I have a dataframe like this
| A | B | C |
|-------|---|---|
| ['1'] | 1 | 1 |
|['1,2']| 2 | |
| ['2'] | 3 | 0 |
|['1,3']| 2 | |
if the value of B is equal to A within the quotes then C is 1. if not present in A it will be 0. Expected output is:
| A | B | C |
|-------|---|---|
| ['1'] | 1 | 1 |
|['1,2']| 2 | 1 |
| ['2'] | 3 | 0 |
|['1,3']| 2 | 0 |
Like this I want to get the dataframe for multiple rows. How do I write in python to get this kind of data frame?
CodePudding user response:
df['C'] = np.where(df['B'].astype(str).isin(df.A), 1,0)
basically you need to transform column b to string since column A is string. then seek for column B inside columnA.

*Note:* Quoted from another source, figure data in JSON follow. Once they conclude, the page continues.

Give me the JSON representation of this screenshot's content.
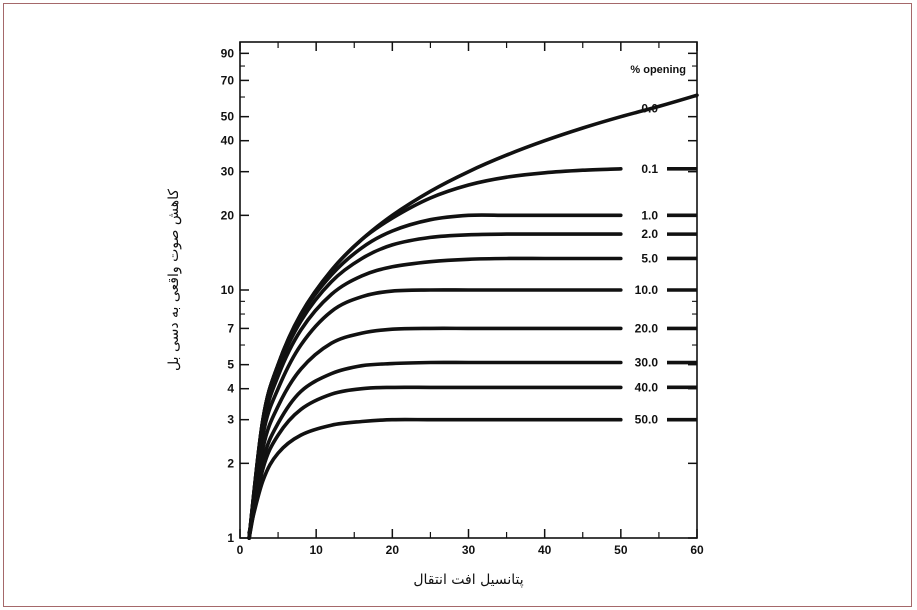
{
  "chart_data": {
    "type": "line",
    "xlabel": "پتانسیل افت انتقال",
    "ylabel": "کاهش صوت واقعی به دسی بل",
    "legend_title": "% opening",
    "xlim": [
      0,
      60
    ],
    "ylim": [
      1,
      100
    ],
    "yscale": "log",
    "grid": false,
    "x_ticks": [
      "0",
      "10",
      "20",
      "30",
      "40",
      "50",
      "60"
    ],
    "y_ticks": [
      "1",
      "2",
      "3",
      "4",
      "5",
      "7",
      "10",
      "20",
      "30",
      "40",
      "50",
      "70",
      "90"
    ],
    "series": [
      {
        "name": "0.0",
        "x": [
          1.2,
          3,
          5,
          8,
          12,
          16,
          20,
          25,
          30,
          35,
          40,
          45,
          50,
          55,
          60
        ],
        "y": [
          1,
          3,
          5,
          8,
          12,
          16,
          20,
          25,
          30,
          35,
          40,
          45,
          50,
          55,
          61
        ]
      },
      {
        "name": "0.1",
        "x": [
          1.2,
          3,
          5,
          8,
          12,
          16,
          20,
          25,
          30,
          35,
          40,
          45,
          50
        ],
        "y": [
          1,
          3,
          5,
          8,
          12,
          16,
          19.5,
          23.5,
          26.5,
          28.5,
          29.7,
          30.4,
          30.8
        ]
      },
      {
        "name": "1.0",
        "x": [
          1.2,
          3,
          5,
          8,
          12,
          16,
          20,
          25,
          30,
          35,
          40,
          45,
          50
        ],
        "y": [
          1,
          3,
          5,
          7.9,
          11.5,
          14.8,
          17.3,
          19.2,
          20,
          20,
          20,
          20,
          20
        ]
      },
      {
        "name": "2.0",
        "x": [
          1.2,
          3,
          5,
          8,
          12,
          16,
          20,
          25,
          30,
          35,
          40,
          45,
          50
        ],
        "y": [
          1,
          2.9,
          4.8,
          7.5,
          10.8,
          13.4,
          15.2,
          16.3,
          16.7,
          16.8,
          16.8,
          16.8,
          16.8
        ]
      },
      {
        "name": "5.0",
        "x": [
          1.2,
          3,
          5,
          8,
          12,
          16,
          20,
          25,
          30,
          35,
          40,
          45,
          50
        ],
        "y": [
          1,
          2.8,
          4.5,
          6.9,
          9.6,
          11.4,
          12.4,
          13,
          13.3,
          13.4,
          13.4,
          13.4,
          13.4
        ]
      },
      {
        "name": "10.0",
        "x": [
          1.2,
          3,
          5,
          8,
          12,
          16,
          20,
          25,
          30,
          35,
          40,
          45,
          50
        ],
        "y": [
          1,
          2.6,
          4,
          6,
          8.2,
          9.4,
          9.9,
          10,
          10,
          10,
          10,
          10,
          10
        ]
      },
      {
        "name": "20.0",
        "x": [
          1.2,
          3,
          5,
          8,
          12,
          16,
          20,
          25,
          30,
          35,
          40,
          45,
          50
        ],
        "y": [
          1,
          2.3,
          3.4,
          4.8,
          6.1,
          6.7,
          6.95,
          7,
          7,
          7,
          7,
          7,
          7
        ]
      },
      {
        "name": "30.0",
        "x": [
          1.2,
          3,
          5,
          8,
          12,
          16,
          20,
          25,
          30,
          35,
          40,
          45,
          50
        ],
        "y": [
          1,
          2.05,
          2.9,
          3.9,
          4.6,
          4.95,
          5.05,
          5.1,
          5.1,
          5.1,
          5.1,
          5.1,
          5.1
        ]
      },
      {
        "name": "40.0",
        "x": [
          1.2,
          3,
          5,
          8,
          12,
          16,
          20,
          25,
          30,
          35,
          40,
          45,
          50
        ],
        "y": [
          1,
          1.9,
          2.6,
          3.3,
          3.8,
          4,
          4.05,
          4.05,
          4.05,
          4.05,
          4.05,
          4.05,
          4.05
        ]
      },
      {
        "name": "50.0",
        "x": [
          1.2,
          3,
          5,
          8,
          12,
          16,
          20,
          25,
          30,
          35,
          40,
          45,
          50
        ],
        "y": [
          1.05,
          1.7,
          2.2,
          2.6,
          2.85,
          2.95,
          3,
          3,
          3,
          3,
          3,
          3,
          3
        ]
      }
    ]
  }
}
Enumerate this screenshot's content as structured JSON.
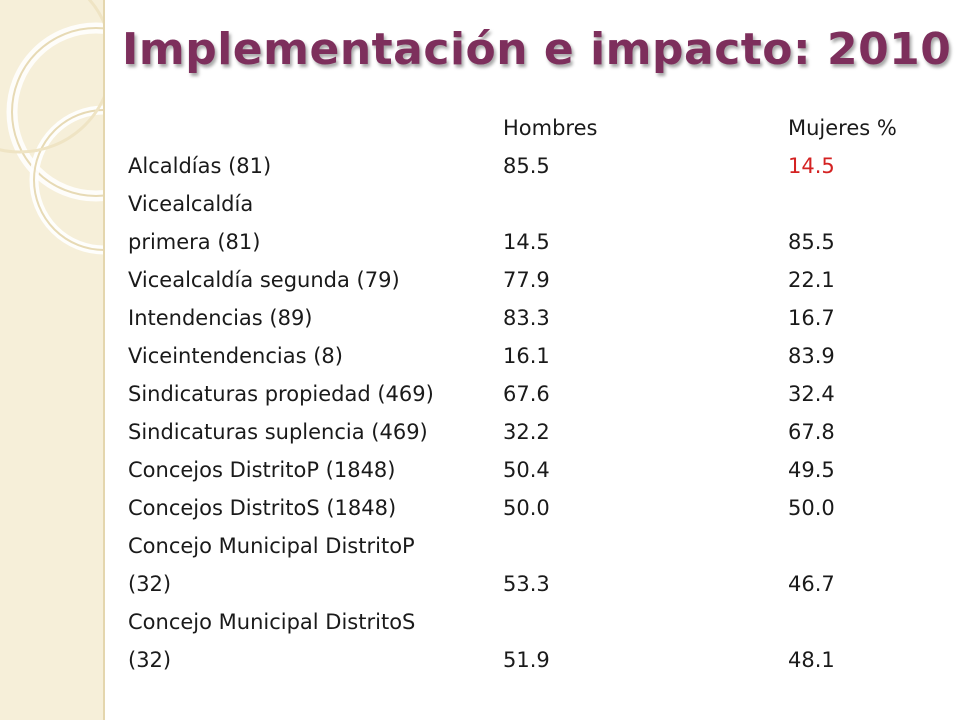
{
  "slide": {
    "title": "Implementación e impacto: 2010",
    "colors": {
      "title": "#7d2f5c",
      "side_band": "#f6efd9",
      "body_text": "#1a1a1a",
      "highlight": "#d42222"
    },
    "table": {
      "header": {
        "col1": "",
        "col2": "Hombres",
        "col3": "Mujeres %"
      },
      "rows": [
        {
          "label": "Alcaldías (81)",
          "hombres": "85.5",
          "mujeres": "14.5",
          "mujeres_highlight": true
        },
        {
          "label": "Vicealcaldía",
          "hombres": "",
          "mujeres": ""
        },
        {
          "label": "primera (81)",
          "hombres": "14.5",
          "mujeres": "85.5"
        },
        {
          "label": "Vicealcaldía segunda (79)",
          "hombres": "77.9",
          "mujeres": "22.1"
        },
        {
          "label": "Intendencias (89)",
          "hombres": "83.3",
          "mujeres": "16.7"
        },
        {
          "label": "Viceintendencias (8)",
          "hombres": "16.1",
          "mujeres": "83.9"
        },
        {
          "label": "Sindicaturas propiedad (469)",
          "hombres": "67.6",
          "mujeres": "32.4"
        },
        {
          "label": "Sindicaturas suplencia (469)",
          "hombres": "32.2",
          "mujeres": "67.8"
        },
        {
          "label": "Concejos DistritoP (1848)",
          "hombres": "50.4",
          "mujeres": "49.5"
        },
        {
          "label": "Concejos DistritoS (1848)",
          "hombres": "50.0",
          "mujeres": "50.0"
        },
        {
          "label": "Concejo Municipal DistritoP",
          "hombres": "",
          "mujeres": ""
        },
        {
          "label": "(32)",
          "hombres": "53.3",
          "mujeres": "46.7"
        },
        {
          "label": "Concejo Municipal DistritoS",
          "hombres": "",
          "mujeres": ""
        },
        {
          "label": "(32)",
          "hombres": "51.9",
          "mujeres": "48.1"
        }
      ]
    }
  }
}
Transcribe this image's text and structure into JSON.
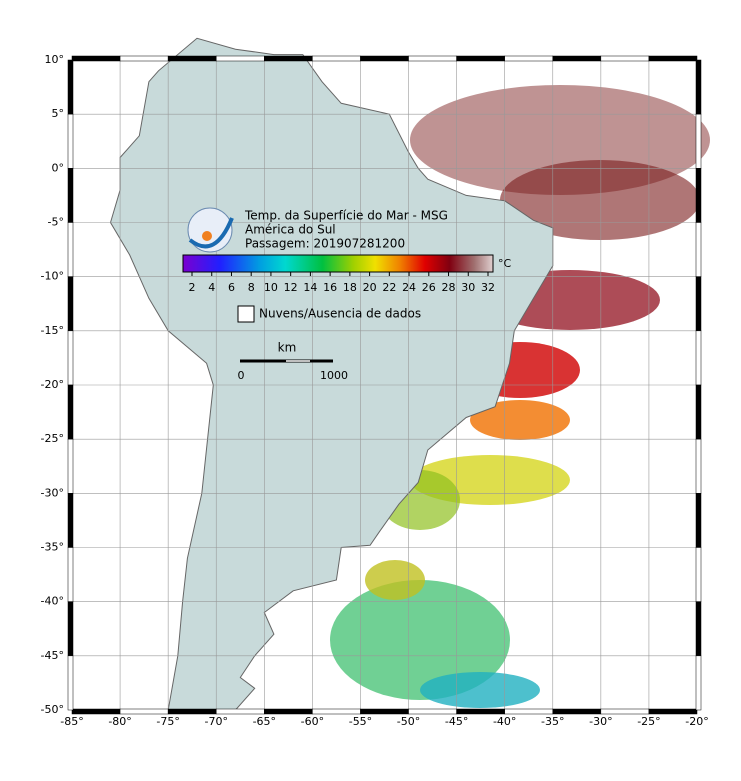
{
  "header": {
    "title": "Temp. da Superfície do Mar - MSG",
    "region": "América do Sul",
    "pass": "Passagem: 201907281200"
  },
  "colorbar": {
    "ticks": [
      2,
      4,
      6,
      8,
      10,
      12,
      14,
      16,
      18,
      20,
      22,
      24,
      26,
      28,
      30,
      32
    ],
    "unit": "°C"
  },
  "legend": {
    "clouds": "Nuvens/Ausencia de dados"
  },
  "scale": {
    "unit": "km",
    "labels": [
      0,
      1000
    ]
  },
  "axes": {
    "lon_labels": [
      "-85°",
      "-80°",
      "-75°",
      "-70°",
      "-65°",
      "-60°",
      "-55°",
      "-50°",
      "-45°",
      "-40°",
      "-35°",
      "-30°",
      "-25°",
      "-20°"
    ],
    "lat_labels": [
      "10°",
      "5°",
      "0°",
      "-5°",
      "-10°",
      "-15°",
      "-20°",
      "-25°",
      "-30°",
      "-35°",
      "-40°",
      "-45°",
      "-50°"
    ]
  }
}
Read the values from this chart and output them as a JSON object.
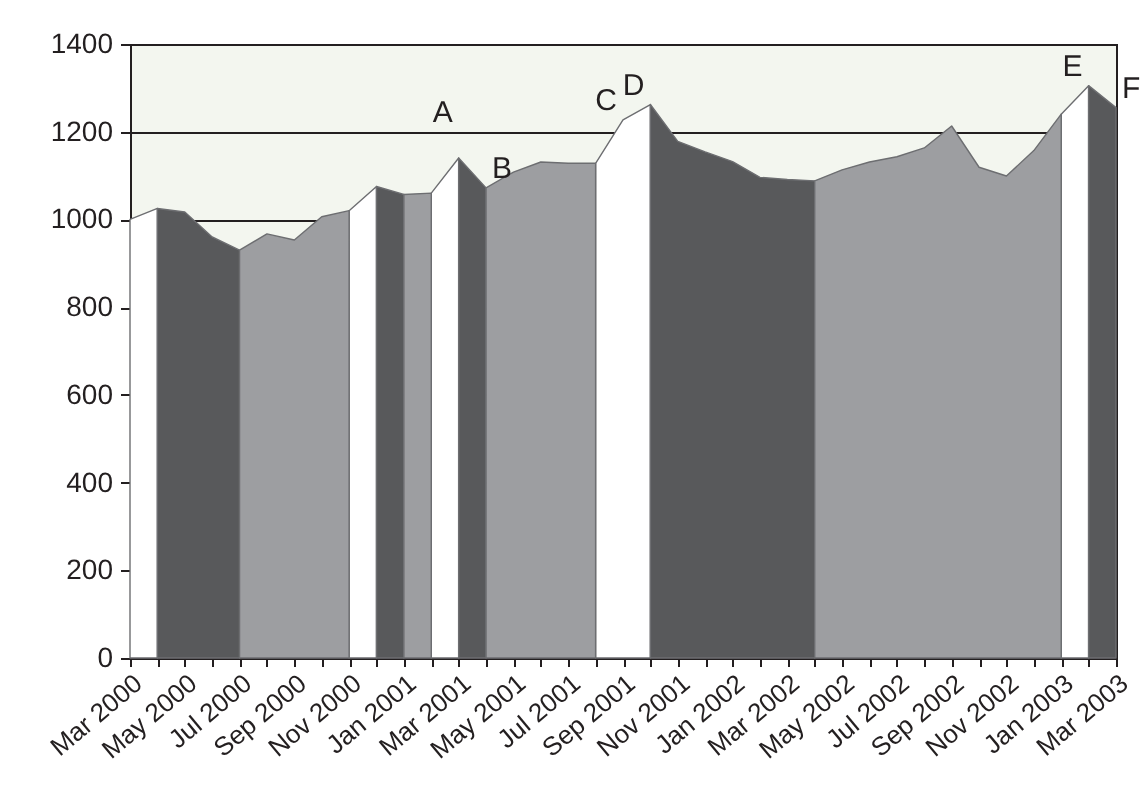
{
  "chart_data": {
    "type": "area",
    "x": [
      "2000-03",
      "2000-04",
      "2000-05",
      "2000-06",
      "2000-07",
      "2000-08",
      "2000-09",
      "2000-10",
      "2000-11",
      "2000-12",
      "2001-01",
      "2001-02",
      "2001-03",
      "2001-04",
      "2001-05",
      "2001-06",
      "2001-07",
      "2001-08",
      "2001-09",
      "2001-10",
      "2001-11",
      "2001-12",
      "2002-01",
      "2002-02",
      "2002-03",
      "2002-04",
      "2002-05",
      "2002-06",
      "2002-07",
      "2002-08",
      "2002-09",
      "2002-10",
      "2002-11",
      "2002-12",
      "2003-01",
      "2003-02",
      "2003-03"
    ],
    "series": [
      {
        "color": "#ffffff",
        "values": [
          1000,
          1025,
          null,
          null,
          null,
          null,
          null,
          null,
          1020,
          1075,
          null,
          1060,
          1140,
          null,
          null,
          null,
          null,
          1128,
          1227,
          1262,
          null,
          null,
          null,
          null,
          null,
          null,
          null,
          null,
          null,
          null,
          null,
          null,
          null,
          null,
          1240,
          1305,
          null
        ]
      },
      {
        "color": "#58595b",
        "values": [
          null,
          1025,
          1017,
          960,
          930,
          null,
          null,
          null,
          null,
          1075,
          1057,
          null,
          1140,
          1072,
          null,
          null,
          null,
          null,
          null,
          1262,
          1178,
          1154,
          1132,
          1096,
          1091,
          1088,
          null,
          null,
          null,
          null,
          null,
          null,
          null,
          null,
          null,
          1305,
          1255
        ]
      },
      {
        "color": "#9d9ea1",
        "values": [
          null,
          null,
          null,
          null,
          930,
          967,
          953,
          1006,
          1020,
          null,
          1057,
          1060,
          null,
          1072,
          1108,
          1131,
          1128,
          1128,
          null,
          null,
          null,
          null,
          null,
          null,
          null,
          1088,
          1113,
          1131,
          1143,
          1163,
          1213,
          1119,
          1099,
          1157,
          1240,
          null,
          null
        ]
      }
    ],
    "xlim": [
      "2000-03",
      "2003-03"
    ],
    "xticks": [
      {
        "value": "2000-03",
        "label": "Mar 2000"
      },
      {
        "value": "2000-04",
        "label": null
      },
      {
        "value": "2000-05",
        "label": "May 2000"
      },
      {
        "value": "2000-06",
        "label": null
      },
      {
        "value": "2000-07",
        "label": "Jul 2000"
      },
      {
        "value": "2000-08",
        "label": null
      },
      {
        "value": "2000-09",
        "label": "Sep 2000"
      },
      {
        "value": "2000-10",
        "label": null
      },
      {
        "value": "2000-11",
        "label": "Nov 2000"
      },
      {
        "value": "2000-12",
        "label": null
      },
      {
        "value": "2001-01",
        "label": "Jan 2001"
      },
      {
        "value": "2001-02",
        "label": null
      },
      {
        "value": "2001-03",
        "label": "Mar 2001"
      },
      {
        "value": "2001-04",
        "label": null
      },
      {
        "value": "2001-05",
        "label": "May 2001"
      },
      {
        "value": "2001-06",
        "label": null
      },
      {
        "value": "2001-07",
        "label": "Jul 2001"
      },
      {
        "value": "2001-08",
        "label": null
      },
      {
        "value": "2001-09",
        "label": "Sep 2001"
      },
      {
        "value": "2001-10",
        "label": null
      },
      {
        "value": "2001-11",
        "label": "Nov 2001"
      },
      {
        "value": "2001-12",
        "label": null
      },
      {
        "value": "2002-01",
        "label": "Jan 2002"
      },
      {
        "value": "2002-02",
        "label": null
      },
      {
        "value": "2002-03",
        "label": "Mar 2002"
      },
      {
        "value": "2002-04",
        "label": null
      },
      {
        "value": "2002-05",
        "label": "May 2002"
      },
      {
        "value": "2002-06",
        "label": null
      },
      {
        "value": "2002-07",
        "label": "Jul 2002"
      },
      {
        "value": "2002-08",
        "label": null
      },
      {
        "value": "2002-09",
        "label": "Sep 2002"
      },
      {
        "value": "2002-10",
        "label": null
      },
      {
        "value": "2002-11",
        "label": "Nov 2002"
      },
      {
        "value": "2002-12",
        "label": null
      },
      {
        "value": "2003-01",
        "label": "Jan 2003"
      },
      {
        "value": "2003-02",
        "label": null
      },
      {
        "value": "2003-03",
        "label": "Mar 2003"
      }
    ],
    "ylim": [
      0,
      1400
    ],
    "yticks": [
      0,
      200,
      400,
      600,
      800,
      1000,
      1200,
      1400
    ],
    "grid": "y",
    "annotations": [
      {
        "text": "A",
        "x": "2001-03",
        "y": 1140
      },
      {
        "text": "B",
        "x": "2001-04",
        "y": 1072
      },
      {
        "text": "C",
        "x": "2001-09",
        "y": 1227
      },
      {
        "text": "D",
        "x": "2001-10",
        "y": 1262
      },
      {
        "text": "E",
        "x": "2003-02",
        "y": 1305
      },
      {
        "text": "F",
        "x": "2003-03",
        "y": 1255
      }
    ]
  }
}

result will be as you are defined.
CodePudding user response:
If values in A
are strings use:
print (df.A.tolist())
["['1']", "['1,2']", "['2']", "['1,3']"]
df['C'] = [int(str(b) in a.strip("[]'").split(',')) for a, b in zip(df.A, df.B)]
print (df)
A B C
0 ['1'] 1 1
1 ['1,2'] 2 1
2 ['2'] 3 0
3 ['1,3'] 2 0
Or if values are one element lists use:
print (df.A.tolist())
[['1'], ['1,2'], ['2'], ['1,3']]
df['C'] = [int(str(b) in a[0].split(',')) for a, b in zip(df.A, df.B)]
print (df)
A B C
0 [1] 1 1
1 [1,2] 2 1
2 [2] 3 0
3 [1,3] 2 0
CodePudding user response:
My code:
df = pd.read_clipboard()
df
'''
A B
0 ['1'] 1
1 ['1,2'] 2
2 ['2'] 3
3 ['1,3'] 2
'''
(
df.assign(A=df.A.str.replace("'",'').map(eval))
.assign(C=lambda d: d.apply(lambda s: s.B in s.A, axis=1))
.assign(C=lambda d: d.C.astype(int))
)
'''
A B C
0 [1] 1 1
1 [1, 2] 2 1
2 [2] 3 0
3 [1, 3] 2 0
'''